Nor was he in a position to buy parts or pay for detailing, expenses other club members consider routine.
But he was faithful to the car shows, and despite his health problems, he found ways to participate.
“He and John would sit in his wheelchair and collect tickets,” said Linda Lewis, a longtime friend and neighbor who runs a weekly cruise night in the Granite Town Plaza in Milford.Lewis said that sometimes the father and son would ride around in Walters’ wheelchair after a car show, picking up the orange traffic cones that had been set up before the event.
“He was the person you’d idolize for living.
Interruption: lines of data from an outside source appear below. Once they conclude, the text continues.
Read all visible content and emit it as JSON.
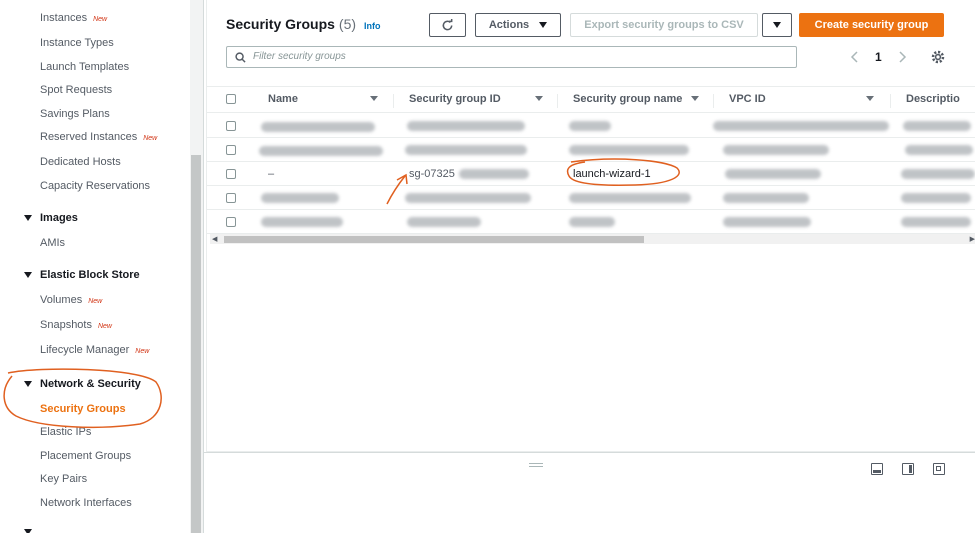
{
  "sidebar": {
    "items": [
      {
        "label": "Instances",
        "new": "New"
      },
      {
        "label": "Instance Types"
      },
      {
        "label": "Launch Templates"
      },
      {
        "label": "Spot Requests"
      },
      {
        "label": "Savings Plans"
      },
      {
        "label": "Reserved Instances",
        "new": "New"
      },
      {
        "label": "Dedicated Hosts"
      },
      {
        "label": "Capacity Reservations"
      }
    ],
    "images_section": "Images",
    "images_items": [
      {
        "label": "AMIs"
      }
    ],
    "ebs_section": "Elastic Block Store",
    "ebs_items": [
      {
        "label": "Volumes",
        "new": "New"
      },
      {
        "label": "Snapshots",
        "new": "New"
      },
      {
        "label": "Lifecycle Manager",
        "new": "New"
      }
    ],
    "network_section": "Network & Security",
    "network_items": [
      {
        "label": "Security Groups",
        "active": true
      },
      {
        "label": "Elastic IPs"
      },
      {
        "label": "Placement Groups"
      },
      {
        "label": "Key Pairs"
      },
      {
        "label": "Network Interfaces"
      }
    ]
  },
  "header": {
    "title": "Security Groups",
    "count": "(5)",
    "info": "Info",
    "actions_label": "Actions",
    "export_label": "Export security groups to CSV",
    "create_label": "Create security group"
  },
  "search": {
    "placeholder": "Filter security groups"
  },
  "pagination": {
    "page": "1"
  },
  "table": {
    "columns": [
      "Name",
      "Security group ID",
      "Security group name",
      "VPC ID",
      "Descriptio"
    ],
    "visible_cells": {
      "row3_name": "–",
      "row3_id": "sg-07325",
      "row3_group_name": "launch-wizard-1"
    }
  },
  "annotations": {
    "color": "#e06020"
  },
  "colors": {
    "accent": "#ec7211",
    "link": "#0073bb"
  }
}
He had such a good attitude,” said Sally Riggi, who started the Nashua car shows with her husband, Bob, five years ago.
There were few regulars who didn’t know Bob Walters or his family.
“A few weeks ago, my wife and I were talking and we said we really have to do something for him, for the family,” said Bob Fallier, the owner of a 1974 Lotus Europa.
Fallier and his wife, Diane, launched a fundraising campaign, determined to raise enough to pay for a professional detailing for Walters’ “Slimey.”
Bob Fallier said he paid a visit to Peter Proko, owner of Peter’s Auto Center in Nashua, to ask for a discount on detailing.
“I like the idea,” Fallier said Proko told him. “We’ll do it as a courtesy.”
Last week, after club members learned Walters had died at Southern New Hampshire Medical Center, they realized they would have to make a change in plans.
Through an e-mail list, they organized a memorial service in the Target parking lot Saturday.
“Bring munchies,” club members wrote to each other.
And they did.
On Saturday, a table set up under a tent displayed plates of homemade cookies, dishes of candy and a large frosted cake in the shape of a car, colored green to resemble “Slimey.”
Inscribed around the cake were the words, “Forever in our Hearts.”
Riggi spoke into a microphone to reach the crowd gathered around her.
“Between all of you, we have almost $1,000,” she said, choking back tears and presenting several envelopes to Walters’ family.
“I was waiting for something like this, something from the community,” said McInness, who three weeks ago married her partner of more than two decades in a civil ceremony at Alpine Grove in Hollis.